Differentieer.
`f(x) = 3*1,2^x`
`f(x) = 50*text(e)^(0,1x)`
`f(x) = x*0,88^x`
`f(x) = 60 - 20*10^(text(-)0,5x)`
Bekijk de grafiek van de functie `f` met `f(x) = x + 2^(text(-)x)` .
Bereken het minimum van de grafiek van `f` in twee decimalen nauwkeurig.
Stel een vergelijking op van de raaklijn aan de grafiek van `f` voor `x = 0` .
Gegeven is de functie `f` met `f(x) = x text(e)^(text(-)x^2)` .
Bereken algebraïsch de extremen `f` in twee decimalen nauwkeurig.
Welke lijn raakt de grafiek van `f` in de oorsprong?

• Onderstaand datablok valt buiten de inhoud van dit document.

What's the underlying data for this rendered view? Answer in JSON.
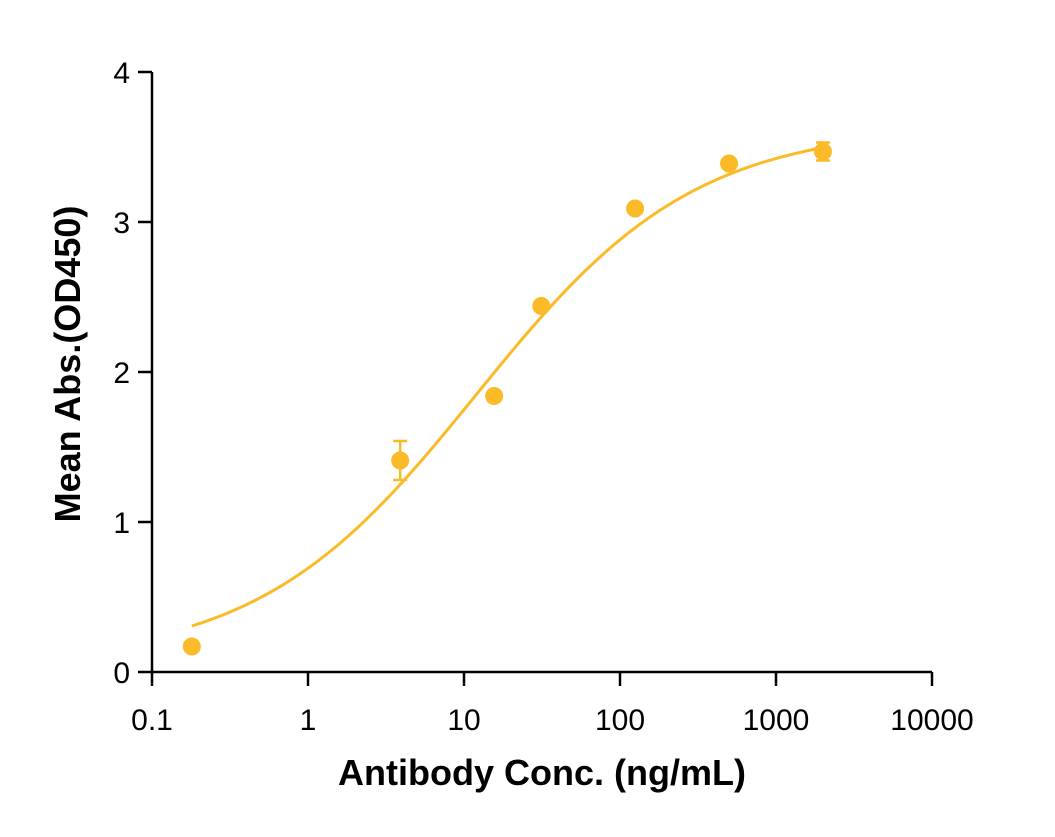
{
  "chart_data": {
    "type": "scatter",
    "title": "",
    "xlabel": "Antibody Conc. (ng/mL)",
    "ylabel": "Mean Abs.(OD450)",
    "xscale": "log",
    "xlim": [
      0.1,
      10000
    ],
    "ylim": [
      0,
      4
    ],
    "xticks": [
      0.1,
      1,
      10,
      100,
      1000,
      10000
    ],
    "xtick_labels": [
      "0.1",
      "1",
      "10",
      "100",
      "1000",
      "10000"
    ],
    "yticks": [
      0,
      1,
      2,
      3,
      4
    ],
    "ytick_labels": [
      "0",
      "1",
      "2",
      "3",
      "4"
    ],
    "grid": false,
    "legend": "none",
    "color": "#FBBA28",
    "series": [
      {
        "x": [
          0.18,
          3.9,
          15.6,
          31.3,
          125,
          500,
          2000
        ],
        "y": [
          0.17,
          1.41,
          1.84,
          2.44,
          3.09,
          3.39,
          3.47
        ],
        "err": [
          0.02,
          0.13,
          0.02,
          0.02,
          0.02,
          0.02,
          0.06
        ]
      }
    ],
    "fit": {
      "model": "4PL",
      "bottom": 0.06,
      "top": 3.64,
      "ec50": 12,
      "hill": 0.62,
      "x_start": 0.18,
      "x_end": 2000
    }
  }
}
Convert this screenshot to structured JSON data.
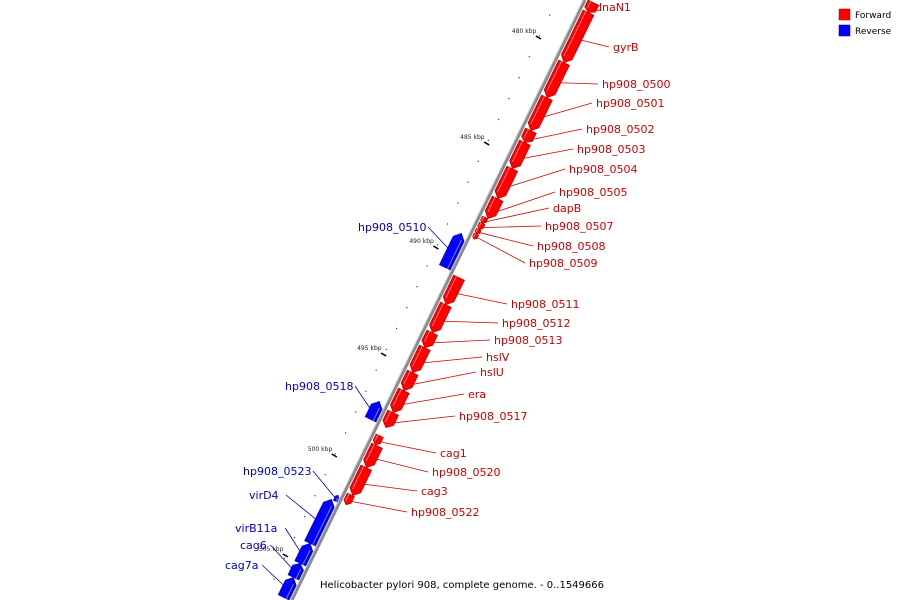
{
  "legend": [
    {
      "label": "Forward",
      "color": "#ff0000"
    },
    {
      "label": "Reverse",
      "color": "#0000ff"
    }
  ],
  "caption": "Helicobacter pylori 908, complete genome. - 0..1549666",
  "ticks": [
    "480 kbp",
    "485 kbp",
    "490 kbp",
    "495 kbp",
    "500 kbp",
    "505 kbp"
  ],
  "genes": [
    {
      "name": "dnaN1",
      "strand": "forward"
    },
    {
      "name": "gyrB",
      "strand": "forward"
    },
    {
      "name": "hp908_0500",
      "strand": "forward"
    },
    {
      "name": "hp908_0501",
      "strand": "forward"
    },
    {
      "name": "hp908_0502",
      "strand": "forward"
    },
    {
      "name": "hp908_0503",
      "strand": "forward"
    },
    {
      "name": "hp908_0504",
      "strand": "forward"
    },
    {
      "name": "hp908_0505",
      "strand": "forward"
    },
    {
      "name": "dapB",
      "strand": "forward"
    },
    {
      "name": "hp908_0507",
      "strand": "forward"
    },
    {
      "name": "hp908_0508",
      "strand": "forward"
    },
    {
      "name": "hp908_0509",
      "strand": "forward"
    },
    {
      "name": "hp908_0510",
      "strand": "reverse"
    },
    {
      "name": "hp908_0511",
      "strand": "forward"
    },
    {
      "name": "hp908_0512",
      "strand": "forward"
    },
    {
      "name": "hp908_0513",
      "strand": "forward"
    },
    {
      "name": "hslV",
      "strand": "forward"
    },
    {
      "name": "hslU",
      "strand": "forward"
    },
    {
      "name": "era",
      "strand": "forward"
    },
    {
      "name": "hp908_0517",
      "strand": "forward"
    },
    {
      "name": "hp908_0518",
      "strand": "reverse"
    },
    {
      "name": "cag1",
      "strand": "forward"
    },
    {
      "name": "hp908_0520",
      "strand": "forward"
    },
    {
      "name": "cag3",
      "strand": "forward"
    },
    {
      "name": "hp908_0522",
      "strand": "forward"
    },
    {
      "name": "hp908_0523",
      "strand": "reverse"
    },
    {
      "name": "virD4",
      "strand": "reverse"
    },
    {
      "name": "virB11a",
      "strand": "reverse"
    },
    {
      "name": "cag6",
      "strand": "reverse"
    },
    {
      "name": "cag7a",
      "strand": "reverse"
    }
  ]
}
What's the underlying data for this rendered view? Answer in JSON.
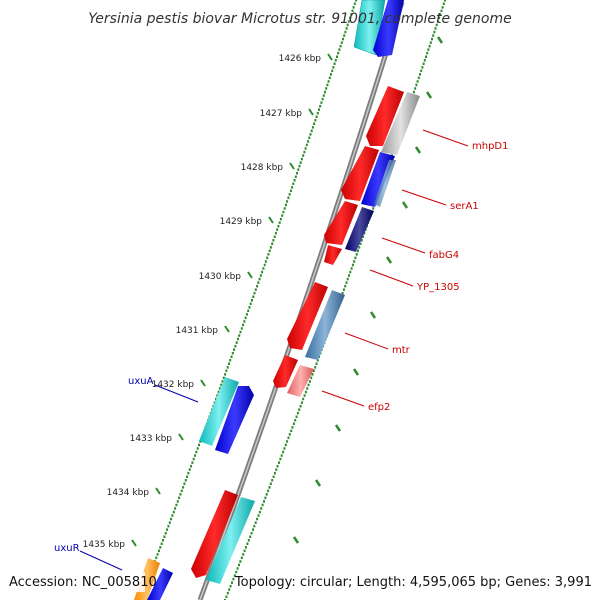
{
  "title": "Yersinia pestis biovar Microtus str. 91001, complete genome",
  "footer": {
    "accession": "Accession: NC_005810",
    "summary": "Topology: circular; Length: 4,595,065 bp; Genes: 3,991"
  },
  "colors": {
    "backbone": "#8c8c8c",
    "ruler_dots": "#2e8b2e",
    "forward_label": "#cc0000",
    "reverse_label": "#0000aa"
  },
  "ticks": [
    "1426 kbp",
    "1427 kbp",
    "1428 kbp",
    "1429 kbp",
    "1430 kbp",
    "1431 kbp",
    "1432 kbp",
    "1433 kbp",
    "1434 kbp",
    "1435 kbp"
  ],
  "labels": {
    "forward": [
      "mhpD1",
      "serA1",
      "fabG4",
      "YP_1305",
      "mtr",
      "efp2"
    ],
    "reverse": [
      "uxuA",
      "uxuR"
    ]
  }
}
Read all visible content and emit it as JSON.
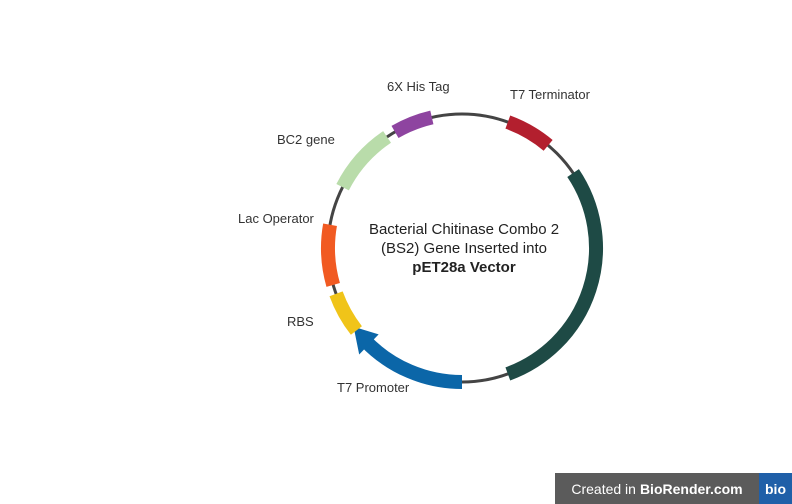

Melk bewaar je in de koelkast op een temperatuur van `6` °C. Als je een glas melk inschenkt heeft dit op `t = 0` dan ook deze temperatuur. Vanaf dat moment warmt de melk op tot kamertemperatuur, zeg `20` °C. Die opwarming gaat volgens de warmtewet van Newton zo, dat de snelheid van opwarmen recht evenredig is met het temperatuurverschil met de omgeving.
Maak een schets van het verloop van de temperatuur `T` van de melk als functie van de tijd `t` in minuten.
Leg uit dat de functie `T` die de temperatuur van de melk in het glas beschrijft moet voldoen aan `T'(t) = c * (T(t) - 20)` .
Toon aan dat een functie van de vorm `T(t) = 20 + a * text(e)^(ct)` voldoet.
Neem aan, dat na `12` minuten de melk is opgewarmd tot `18` °C. Stel een daarbij passende formule voor `T(t)` op.
Bereken de opwarmsnelheid van de melk op `t = 0` en op `t = 15` . Verklaar het verschil tussen beide waarden.